4.1    Verweerder heeft in het onderzoek door de deken en bij de raad geen verweer gevoerd.

5    BEOORDELING

5.1    Verweerder heeft de klacht niet weersproken. Hij heeft geen (schriftelijk) verweer gevoerd en is niet ter zitting verschenen. Nu klager de verwijten die hij verweerder maakt voldoende heeft onderbouwd, gaat de raad uit van de juistheid van de stellingen van klager.

5.2    Met de verweten gedragingen heeft verweerder gehandeld in strijd met de op hem rustende plicht om de hem opgedragen zaken zorgvuldig te behandelen, om zich te houden aan afspraken met zijn cliënt en om zijn cliënt (schriftelijk) op de hoogte te brengen van belangrijke informatie. Verweerder heeft dit nagelaten en heeft aldus niet de zorg betracht die hij als advocaat had moeten betrachten en hij heeft niet gehandeld zoals een behoorlijk advocaat betaamt.

6    MAATREGEL

6.1    Verweerder heeft geen uitvoering gegeven aan de opdracht van klager om schadevergoeding te vragen. Klager is daardoor benadeeld. Mede gelet op het feit dat verweerder niet heeft gereageerd op de klacht en op het tuchtrechtelijk verleden van klager acht de raad de maatregel van schorsing voor de duur van vier weken passend.

7    GRIFFIERECHT EN KOSTENVEROORDELING

7.1    Omdat de raad de klacht gegrond verklaart, moet  verweerder op grond van artikel 46e, vijfde lid, Advocatenwet het door klager betaalde griffierecht van € 50 aan hem vergoeden.
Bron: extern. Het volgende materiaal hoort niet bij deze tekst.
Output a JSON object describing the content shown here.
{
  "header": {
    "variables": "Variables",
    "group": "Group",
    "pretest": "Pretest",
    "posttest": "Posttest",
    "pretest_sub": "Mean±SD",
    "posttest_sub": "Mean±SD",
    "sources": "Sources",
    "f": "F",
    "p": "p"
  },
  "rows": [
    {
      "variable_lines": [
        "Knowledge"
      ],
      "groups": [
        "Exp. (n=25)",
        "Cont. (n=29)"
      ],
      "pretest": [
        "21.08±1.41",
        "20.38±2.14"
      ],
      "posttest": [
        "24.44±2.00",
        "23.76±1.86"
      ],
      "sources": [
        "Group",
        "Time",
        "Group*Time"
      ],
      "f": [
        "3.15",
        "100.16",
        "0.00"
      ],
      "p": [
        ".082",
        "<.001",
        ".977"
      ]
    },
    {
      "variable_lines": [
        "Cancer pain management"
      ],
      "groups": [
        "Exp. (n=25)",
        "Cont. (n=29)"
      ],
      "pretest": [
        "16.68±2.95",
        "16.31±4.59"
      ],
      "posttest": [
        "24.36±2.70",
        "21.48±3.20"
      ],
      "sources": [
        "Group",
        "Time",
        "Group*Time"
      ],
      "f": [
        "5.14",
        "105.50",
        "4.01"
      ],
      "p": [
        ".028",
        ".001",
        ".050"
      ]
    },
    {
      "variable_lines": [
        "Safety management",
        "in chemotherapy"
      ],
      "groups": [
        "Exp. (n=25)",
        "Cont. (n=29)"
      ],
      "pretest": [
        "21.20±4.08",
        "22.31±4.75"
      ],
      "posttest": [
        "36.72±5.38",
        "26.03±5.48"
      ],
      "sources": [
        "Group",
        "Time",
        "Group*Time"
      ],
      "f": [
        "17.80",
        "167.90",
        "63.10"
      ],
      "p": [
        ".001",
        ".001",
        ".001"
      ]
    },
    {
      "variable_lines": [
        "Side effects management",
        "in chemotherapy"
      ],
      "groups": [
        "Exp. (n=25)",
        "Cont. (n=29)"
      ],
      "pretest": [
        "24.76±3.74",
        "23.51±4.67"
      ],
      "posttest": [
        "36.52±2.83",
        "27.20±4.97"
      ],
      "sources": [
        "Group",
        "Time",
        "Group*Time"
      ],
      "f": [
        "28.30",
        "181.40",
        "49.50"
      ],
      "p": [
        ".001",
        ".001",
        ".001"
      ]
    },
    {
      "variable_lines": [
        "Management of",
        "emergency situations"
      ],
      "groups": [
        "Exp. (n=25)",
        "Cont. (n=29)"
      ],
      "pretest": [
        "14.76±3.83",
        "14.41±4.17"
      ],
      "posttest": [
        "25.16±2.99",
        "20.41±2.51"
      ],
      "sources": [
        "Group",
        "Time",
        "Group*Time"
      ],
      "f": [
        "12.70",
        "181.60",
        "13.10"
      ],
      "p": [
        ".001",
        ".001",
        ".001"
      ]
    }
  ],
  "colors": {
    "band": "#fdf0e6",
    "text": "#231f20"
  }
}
7.2     Nu de raad een maatregel oplegt, zal de raad verweerder daarnaast op grond van artikel 48ac, eerste lid, Advocatenwet veroordelen in de volgende proceskosten:

a) € 750 kosten van de Nederlandse Orde van Advocaten en

b)  € 500 kosten van de Staat.

7.3     Verweerder moet het bedrag van € 750 binnen vier weken nadat deze beslissing onherroepelijk is geworden, overmaken naar rekeningnummer IBAN:NL85 INGB 0000 079000, BIC:INGBNL2A, t.n.v. Nederlandse Orde van Advocaten, Den Haag, onder vermelding van “kostenveroordeling raad van discipline” en het zaaknummer.

7.4    Verweerder moet het bedrag van € 500 binnen vier weken nadat deze beslissing onherroepelijk is geworden, overmaken naar rekeningnummer NL 05 INGB 0705 003981 t.n.v. Ministerie van Justitie en Veiligheid, onder vermelding van “Tuchtrechtelijke kostenveroordeling advocatuur, DGRR” en het zaaknummer.

BESLISSING

De raad van discipline:

-    verklaart de klacht gegrond;

-    legt aan verweerder de maatregel van onvoorwaardelijke schorsing voor de duur van vier weken op;

-    bepaalt dat de schorsing ingaat vier weken na het onherroepelijk worden van deze beslissing, met dien verstande dat:

-     de onderhavige schorsing pas ingaat na afloop van eerder onherroepelijk geworden schorsingen,

-     verschillende op dezelfde dag onherroepelijk geworden schorsingen niet tegelijkertijd maar na elkaar worden tenuitvoergelegd, en dat

-     de onderhavige schorsing niet ten uitvoer zal worden gelegd gedurende de tijd dat verweerder niet op het tableau staat ingeschreven;

-    veroordeelt verweerder tot betaling van het griffierecht van EUR 50 aan klager;

-    veroordeelt verweerder tot betaling van de proceskosten van € 750 aan de Nederlandse Orde van Advocaten, op de manier en binnen de termijn als hiervóór bepaald in 7.3;

-    veroordeelt verweerder tot betaling van de proceskosten van € 500 aan de Staat, op de manier en binnen de termijn als hiervóór bepaald in 7.4.

Aldus beslist door mr. M.F. Baaij, voorzitter, mrs. P.O.M. van Boven-de Groot, T. Hordijk, R. de Haan en J.G. Colombijn-Broersma, leden, bijgestaan door mr. A. Tijs als griffier en uitgesproken in het openbaar op 25 februari 2019.